Both sides seem more than willing to make a deal with the U.S. if they can make one that the American regime will accept while saving their own political rule. Ironically, even as each side tries to claim for itself the regime's ideological and political legitimacy and fights for what it thinks can best preserve it, the confluence of their infighting and the people's sentiments and sometimes uncontrollable protests have left that legitimacy in tatters.
The inter-tangling of the contradiction between the people and the regime and the regime’s own inner contradictions has brought advantages for the revolutionary interests of the people, but it has also brought disadvantages. Not the least of the dangers is that it spreads new illusions among the people even as it challenges some old ones.

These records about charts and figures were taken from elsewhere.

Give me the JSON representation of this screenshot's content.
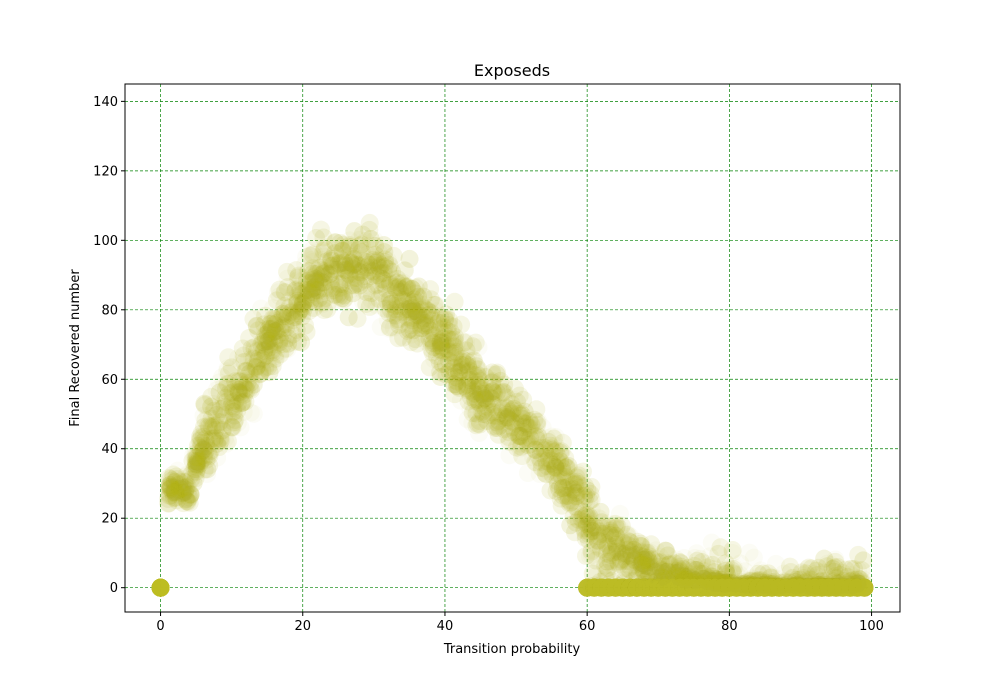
{
  "chart_data": {
    "type": "scatter",
    "title": "Exposeds",
    "xlabel": "Transition probability",
    "ylabel": "Final Recovered number",
    "xlim": [
      -5,
      104
    ],
    "ylim": [
      -7,
      145
    ],
    "xticks": [
      0,
      20,
      40,
      60,
      80,
      100
    ],
    "yticks": [
      0,
      20,
      40,
      60,
      80,
      100,
      120,
      140
    ],
    "grid": true,
    "grid_color": "#008000",
    "marker_color": "#bcbd22",
    "point_alpha": 0.04,
    "legend": "none",
    "series": [
      {
        "trend_points": [
          [
            0,
            0
          ],
          [
            1,
            28
          ],
          [
            2,
            30
          ],
          [
            3,
            28
          ],
          [
            4,
            27
          ],
          [
            5,
            36
          ],
          [
            6,
            42
          ],
          [
            7,
            45
          ],
          [
            8,
            48
          ],
          [
            10,
            54
          ],
          [
            12,
            60
          ],
          [
            14,
            66
          ],
          [
            16,
            72
          ],
          [
            18,
            78
          ],
          [
            20,
            84
          ],
          [
            22,
            88
          ],
          [
            24,
            90
          ],
          [
            26,
            91
          ],
          [
            28,
            92
          ],
          [
            30,
            91
          ],
          [
            32,
            87
          ],
          [
            34,
            83
          ],
          [
            36,
            79
          ],
          [
            38,
            75
          ],
          [
            40,
            70
          ],
          [
            42,
            64
          ],
          [
            44,
            59
          ],
          [
            46,
            54
          ],
          [
            48,
            50
          ],
          [
            50,
            47
          ],
          [
            52,
            43
          ],
          [
            54,
            39
          ],
          [
            56,
            34
          ],
          [
            58,
            28
          ],
          [
            60,
            20
          ],
          [
            62,
            15
          ],
          [
            64,
            12
          ],
          [
            66,
            10
          ],
          [
            68,
            8
          ],
          [
            70,
            6
          ],
          [
            72,
            5
          ],
          [
            74,
            4
          ],
          [
            76,
            3
          ],
          [
            78,
            2
          ],
          [
            80,
            1
          ],
          [
            84,
            0.5
          ],
          [
            88,
            0.3
          ],
          [
            92,
            0.2
          ],
          [
            96,
            0.1
          ],
          [
            99,
            0
          ]
        ],
        "zero_points_x_range": [
          60,
          99
        ],
        "origin_point": [
          0,
          0
        ]
      }
    ]
  }
}
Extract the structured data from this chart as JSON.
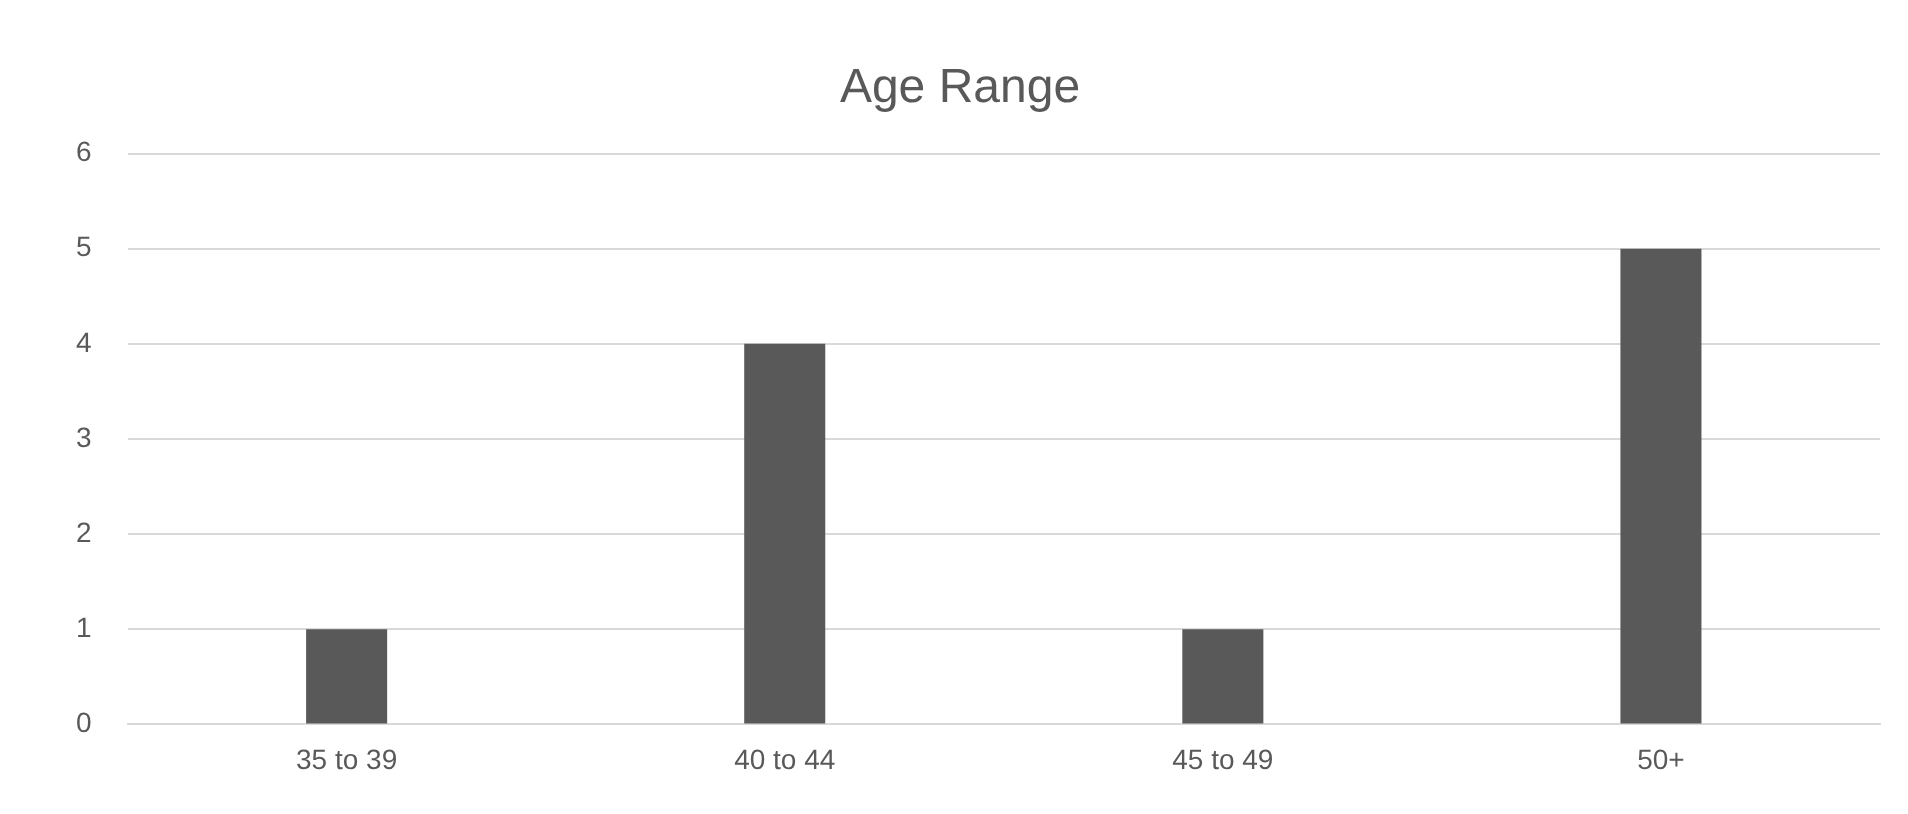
{
  "chart_data": {
    "type": "bar",
    "title": "Age Range",
    "categories": [
      "35 to 39",
      "40 to 44",
      "45 to 49",
      "50+"
    ],
    "values": [
      1,
      4,
      1,
      5
    ],
    "color": "#595959",
    "ylim": [
      0,
      6
    ],
    "yticks": [
      0,
      1,
      2,
      3,
      4,
      5,
      6
    ],
    "grid": "y"
  }
}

There are many powerful factors, both in the propaganda of Voice of America and BBC television and that of the regime, and the workings of life itself, that strengthen the idea that the conflict is between Islamic fundamentalism and Western-style electoral democracy, and especially various mixes and shades of the two. Bourgeois democracy, in which elections disguise the dictatorship of the monopoly capitalist class in the imperialist countries, is even more of an illusion in countries dominated by imperialism like Iran for many reasons. One of them is that the imperialist powers have always used force and the threat of force to further their interests there, along with the crushing might of their capital. But these illusions are strong anyway, especially because they correspond to the prospects of Iran’s further integration into the capitalist world economy and U.S. President Barack Obama's aggressive plans to succeed where his predecessor George Bush failed in reconfiguring the Middle East.
So the entanglement of different contradictions is an important feature of the current crisis and current upsurge of the people. But what started as a quarrel between rival reactionaries doesn't have to finish that way. One factor is that the unexpected people's upsurge has upset the plans of all these reactionaries. The other is that this situation provides conditions in which communists can intervene and lead the masses of people to better understand their revolutionary interests and rupture with all the reactionary paths now competing for their loyalty, either on the basis of their belief in them or on apparently more pragmatic – but no less incorrect and stifling – ideas about what is possible. Huge numbers of people have shown their readiness to go much further than where the Islamic opposition wants them to go and where the imperialists are advising them to go.